The paper automates the generation of narrative-based jailbreak prompts using fine-tuned Mistral-7B, achieving an 81.0% attack success rate against GPT-OSS-20B.
It systematically maps cross-model vulnerabilities, revealing both universal weaknesses and model-specific defensive anomalies across various LLMs.
The study introduces a hybrid evaluation framework combining automated and expert assessments to validate AI safety flaws in large language models.

Jailbreak Mimicry: Automated Discovery of Narrative-Based Jailbreaks for LLMs

Introduction

The paper presented in "Jailbreak Mimicry: Automated Discovery of Narrative-Based Jailbreaks for LLMs" (2510.22085) addresses the persisting vulnerabilities of LLMs to contextual prompt engineering attacks. By transforming adversarial prompt discovery into a systematic process, this research highlights the fragility of prevalent AI safety mechanisms against creative contextual manipulation. The proposed methodology automates the generation of narrative-based jailbreak prompts using parameter-efficient fine-tuning of smaller LLMs (specifically, Mistral-7B) with curated datasets, achieving notable success rates against several prominent LLMs.

Key Contributions

Automated Jailbreak Generation: The paper successfully demonstrates the automation of adversarial prompt crafting by employing supervised fine-tuning, significantly outperforming manual and zero-shot baselines with a 54× improvement over direct prompting. The methodology achieved an 81.0% Attack Success Rate (ASR) against GPT-OSS-20B and proved its efficacy across various LLMs, including GPT-4 and Llama-3.
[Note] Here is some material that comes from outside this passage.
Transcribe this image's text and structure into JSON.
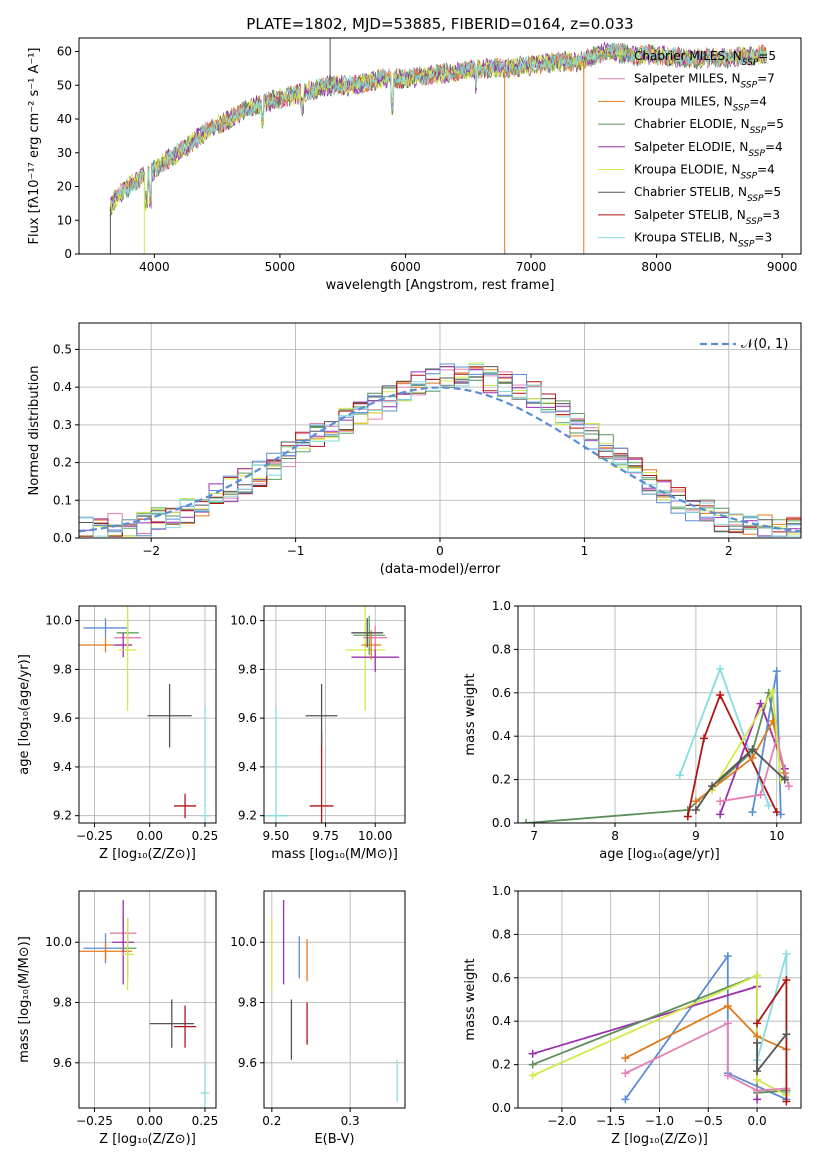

Cross-Model Vulnerability Mapping: The research provides a comprehensive analysis of vulnerabilities across major LLM families, identifying both universal weaknesses and model-specific defensive anomalies. Notably, Gemini 2.5 Flash exhibited enhanced robustness with only a 33% ASR, while demonstrating systematic vulnerabilities in cybersecurity contexts (93% ASR for technical domains) and deception-based attacks.
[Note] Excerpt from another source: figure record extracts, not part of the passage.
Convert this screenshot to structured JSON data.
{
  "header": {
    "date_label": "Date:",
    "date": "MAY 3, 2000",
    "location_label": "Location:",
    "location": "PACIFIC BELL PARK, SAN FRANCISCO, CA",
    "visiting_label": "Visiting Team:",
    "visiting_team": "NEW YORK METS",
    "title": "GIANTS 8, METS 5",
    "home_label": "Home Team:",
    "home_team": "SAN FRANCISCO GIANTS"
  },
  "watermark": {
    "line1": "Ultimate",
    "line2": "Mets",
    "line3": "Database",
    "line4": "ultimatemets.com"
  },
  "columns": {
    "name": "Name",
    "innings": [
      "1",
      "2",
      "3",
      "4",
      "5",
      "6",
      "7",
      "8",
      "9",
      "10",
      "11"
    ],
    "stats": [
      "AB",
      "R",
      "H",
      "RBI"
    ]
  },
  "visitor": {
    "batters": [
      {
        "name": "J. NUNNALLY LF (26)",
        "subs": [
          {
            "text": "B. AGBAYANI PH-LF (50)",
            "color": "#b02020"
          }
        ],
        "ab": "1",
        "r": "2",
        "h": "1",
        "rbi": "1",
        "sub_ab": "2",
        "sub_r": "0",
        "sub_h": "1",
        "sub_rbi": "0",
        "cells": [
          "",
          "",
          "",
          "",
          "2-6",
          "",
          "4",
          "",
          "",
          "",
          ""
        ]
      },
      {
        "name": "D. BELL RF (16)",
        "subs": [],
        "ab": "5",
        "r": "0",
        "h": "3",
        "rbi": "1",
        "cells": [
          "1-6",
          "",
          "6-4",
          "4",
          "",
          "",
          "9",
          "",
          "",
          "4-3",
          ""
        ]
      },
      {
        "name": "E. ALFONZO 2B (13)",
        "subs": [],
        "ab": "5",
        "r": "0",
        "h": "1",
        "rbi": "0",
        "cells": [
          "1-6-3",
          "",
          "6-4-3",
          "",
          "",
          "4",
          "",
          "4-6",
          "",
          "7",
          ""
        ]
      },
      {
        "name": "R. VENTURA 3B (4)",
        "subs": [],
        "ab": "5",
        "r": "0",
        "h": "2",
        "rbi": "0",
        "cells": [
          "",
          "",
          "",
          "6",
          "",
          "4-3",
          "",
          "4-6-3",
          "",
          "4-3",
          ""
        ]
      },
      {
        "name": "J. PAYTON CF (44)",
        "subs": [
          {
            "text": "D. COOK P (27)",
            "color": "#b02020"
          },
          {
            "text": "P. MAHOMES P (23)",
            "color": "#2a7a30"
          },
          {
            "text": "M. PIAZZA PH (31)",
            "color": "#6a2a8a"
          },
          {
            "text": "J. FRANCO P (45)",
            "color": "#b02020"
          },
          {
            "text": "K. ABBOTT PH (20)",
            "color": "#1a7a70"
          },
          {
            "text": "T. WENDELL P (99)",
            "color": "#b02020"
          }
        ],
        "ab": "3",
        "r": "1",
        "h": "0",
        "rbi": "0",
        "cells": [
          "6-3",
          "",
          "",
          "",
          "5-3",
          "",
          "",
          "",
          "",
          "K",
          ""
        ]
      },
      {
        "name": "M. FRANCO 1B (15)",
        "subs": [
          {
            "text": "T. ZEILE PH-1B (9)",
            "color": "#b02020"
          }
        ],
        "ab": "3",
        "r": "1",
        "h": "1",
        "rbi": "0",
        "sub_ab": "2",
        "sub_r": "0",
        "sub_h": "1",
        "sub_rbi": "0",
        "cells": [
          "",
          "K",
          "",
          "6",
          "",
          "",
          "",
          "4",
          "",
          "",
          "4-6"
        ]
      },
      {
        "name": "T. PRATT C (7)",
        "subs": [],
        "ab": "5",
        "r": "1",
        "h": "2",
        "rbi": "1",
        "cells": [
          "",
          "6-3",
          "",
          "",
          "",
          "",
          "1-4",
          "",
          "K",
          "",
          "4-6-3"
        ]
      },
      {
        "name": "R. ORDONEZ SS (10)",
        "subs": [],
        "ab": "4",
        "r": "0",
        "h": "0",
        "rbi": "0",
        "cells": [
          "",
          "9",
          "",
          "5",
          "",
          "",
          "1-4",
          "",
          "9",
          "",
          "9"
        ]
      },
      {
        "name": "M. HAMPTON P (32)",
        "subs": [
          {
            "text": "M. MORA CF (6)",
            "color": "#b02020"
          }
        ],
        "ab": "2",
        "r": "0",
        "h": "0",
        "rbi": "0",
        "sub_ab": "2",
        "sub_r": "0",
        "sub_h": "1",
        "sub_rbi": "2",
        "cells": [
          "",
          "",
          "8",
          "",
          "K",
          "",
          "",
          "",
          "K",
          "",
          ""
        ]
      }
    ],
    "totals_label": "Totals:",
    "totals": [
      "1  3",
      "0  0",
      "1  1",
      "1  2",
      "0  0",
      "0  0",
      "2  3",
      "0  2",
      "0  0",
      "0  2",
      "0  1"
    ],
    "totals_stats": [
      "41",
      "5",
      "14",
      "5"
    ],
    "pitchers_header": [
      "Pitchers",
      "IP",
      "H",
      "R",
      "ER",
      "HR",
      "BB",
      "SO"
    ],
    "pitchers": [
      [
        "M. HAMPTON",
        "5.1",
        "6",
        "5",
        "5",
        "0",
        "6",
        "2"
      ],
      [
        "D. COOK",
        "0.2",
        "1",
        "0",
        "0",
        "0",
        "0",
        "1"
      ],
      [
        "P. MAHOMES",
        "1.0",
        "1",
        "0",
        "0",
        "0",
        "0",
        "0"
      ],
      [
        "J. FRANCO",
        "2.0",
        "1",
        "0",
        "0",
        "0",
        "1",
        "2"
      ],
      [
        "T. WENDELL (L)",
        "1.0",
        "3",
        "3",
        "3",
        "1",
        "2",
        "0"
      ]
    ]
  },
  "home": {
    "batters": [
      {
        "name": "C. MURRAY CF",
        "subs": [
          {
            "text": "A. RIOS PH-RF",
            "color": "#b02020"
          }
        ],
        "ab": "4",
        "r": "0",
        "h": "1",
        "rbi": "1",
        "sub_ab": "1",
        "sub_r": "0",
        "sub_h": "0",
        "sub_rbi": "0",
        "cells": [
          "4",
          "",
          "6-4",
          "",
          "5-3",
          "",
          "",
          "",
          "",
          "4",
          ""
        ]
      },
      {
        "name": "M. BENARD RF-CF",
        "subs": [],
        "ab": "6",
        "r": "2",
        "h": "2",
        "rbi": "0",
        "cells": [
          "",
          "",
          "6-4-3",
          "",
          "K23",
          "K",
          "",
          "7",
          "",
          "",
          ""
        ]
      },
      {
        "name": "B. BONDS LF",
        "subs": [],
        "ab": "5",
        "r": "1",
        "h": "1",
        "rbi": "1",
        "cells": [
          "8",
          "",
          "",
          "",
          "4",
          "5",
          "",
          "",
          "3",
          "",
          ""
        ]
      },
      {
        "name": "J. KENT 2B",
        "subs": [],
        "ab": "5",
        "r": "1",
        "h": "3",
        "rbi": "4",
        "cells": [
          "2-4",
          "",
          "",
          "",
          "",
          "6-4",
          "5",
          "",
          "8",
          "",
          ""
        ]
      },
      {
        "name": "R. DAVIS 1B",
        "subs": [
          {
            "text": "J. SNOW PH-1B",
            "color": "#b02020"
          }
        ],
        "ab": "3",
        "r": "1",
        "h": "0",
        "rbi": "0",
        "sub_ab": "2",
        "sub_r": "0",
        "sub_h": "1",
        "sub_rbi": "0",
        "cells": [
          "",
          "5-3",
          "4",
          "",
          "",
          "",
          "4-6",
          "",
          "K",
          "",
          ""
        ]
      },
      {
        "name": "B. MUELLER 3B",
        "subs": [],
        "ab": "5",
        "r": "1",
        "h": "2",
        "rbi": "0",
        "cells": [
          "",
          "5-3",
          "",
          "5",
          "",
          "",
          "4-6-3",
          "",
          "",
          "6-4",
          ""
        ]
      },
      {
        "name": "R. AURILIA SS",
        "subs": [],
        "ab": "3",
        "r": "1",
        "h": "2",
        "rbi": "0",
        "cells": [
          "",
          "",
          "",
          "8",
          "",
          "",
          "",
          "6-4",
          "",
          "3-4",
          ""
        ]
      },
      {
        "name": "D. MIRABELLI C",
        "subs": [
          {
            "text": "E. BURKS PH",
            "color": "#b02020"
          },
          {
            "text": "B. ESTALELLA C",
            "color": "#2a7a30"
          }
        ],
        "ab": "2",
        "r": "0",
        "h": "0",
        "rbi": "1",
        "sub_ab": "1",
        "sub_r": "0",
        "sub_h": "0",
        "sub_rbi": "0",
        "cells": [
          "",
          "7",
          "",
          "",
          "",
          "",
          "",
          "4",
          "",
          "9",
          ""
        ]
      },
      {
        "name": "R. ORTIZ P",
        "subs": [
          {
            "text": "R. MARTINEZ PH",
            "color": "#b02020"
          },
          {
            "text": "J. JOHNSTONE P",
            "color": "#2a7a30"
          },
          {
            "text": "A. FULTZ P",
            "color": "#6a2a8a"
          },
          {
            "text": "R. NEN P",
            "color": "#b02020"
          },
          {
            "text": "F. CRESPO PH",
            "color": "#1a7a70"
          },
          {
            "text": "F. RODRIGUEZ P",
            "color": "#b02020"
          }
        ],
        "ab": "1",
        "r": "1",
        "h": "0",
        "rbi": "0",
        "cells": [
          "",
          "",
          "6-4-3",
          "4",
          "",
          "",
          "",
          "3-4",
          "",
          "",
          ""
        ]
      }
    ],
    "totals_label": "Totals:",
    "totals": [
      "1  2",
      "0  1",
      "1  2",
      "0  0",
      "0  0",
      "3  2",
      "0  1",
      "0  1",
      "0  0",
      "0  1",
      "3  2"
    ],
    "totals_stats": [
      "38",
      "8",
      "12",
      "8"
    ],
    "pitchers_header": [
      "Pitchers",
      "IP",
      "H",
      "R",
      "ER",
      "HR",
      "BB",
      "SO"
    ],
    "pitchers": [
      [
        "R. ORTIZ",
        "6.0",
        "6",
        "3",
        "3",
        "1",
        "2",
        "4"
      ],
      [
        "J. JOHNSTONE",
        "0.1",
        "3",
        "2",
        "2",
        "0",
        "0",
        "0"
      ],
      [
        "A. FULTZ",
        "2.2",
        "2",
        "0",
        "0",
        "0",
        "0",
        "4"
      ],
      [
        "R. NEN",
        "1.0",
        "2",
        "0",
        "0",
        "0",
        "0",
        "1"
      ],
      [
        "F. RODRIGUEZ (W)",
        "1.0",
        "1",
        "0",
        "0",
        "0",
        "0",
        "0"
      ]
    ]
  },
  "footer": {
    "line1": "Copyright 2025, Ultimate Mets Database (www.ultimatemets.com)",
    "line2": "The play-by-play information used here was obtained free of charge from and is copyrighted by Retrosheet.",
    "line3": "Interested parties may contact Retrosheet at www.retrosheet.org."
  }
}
Rigorous Evaluation Methodology: Introducing a hybrid evaluation process combining automated harmfulness evaluation with human expert cross-validation, the paper ensures reliable and scalable jailbreak assessment. This approach underscores the inadequacy of current content-based safety mechanisms in handling sophisticated contextual misdirections.

Methodology

The methodology involves three core components:

Dataset Curation: Constructing a high-quality dataset of harmful goals and narrative reframings, systematically validated and refined against diverse LLMs to expose a broad spectrum of adversarial behaviors.
Attacker Model Training: Utilizing parameter-efficient fine-tuning, the Mistral-7B model was trained to generate prompt variants capable of bypassing safety protocols, leveraging adaptive techniques like LoRA for computationally light yet effective model adaptations.
Automated Evaluation Framework: Systematic testing of generated prompts against target models and measuring success rates are integral to validating the model's robustness and operational efficacy.

Experimental Results

The experiments reveal stark differences in model vulnerabilities when subjected to narrative-based reframings. While technical domains and creative contexts consistently expose significant vulnerabilities, physical harm categories display more resilience. Additionally, the paper shows that improvements to defense mechanisms must extend beyond simple reactive measures, as adversarial generation now operates at an industrial scale due to automation.

Implications for AI Safety

The implications of these findings are profound for AI safety, challenging the effectiveness of static content-detection paradigms. The paper calls for enhanced context-aware safety architectures capable of dynamic contextual analysis and integrating safety into core model objectives, rather than relying on after-the-fact filtering.

Conclusion

The paper "Jailbreak Mimicry" offers an authoritative approach to understanding and automating vulnerability discovery in LLMs. By revealing systemic vulnerabilities across major model families, it underscores the need for advanced defensive strategies in AI safety. The research advocates for holistic, scalable defense mechanisms and reinforces the urgency of proactive model safety alignment in the context of growing adversarial capabilities.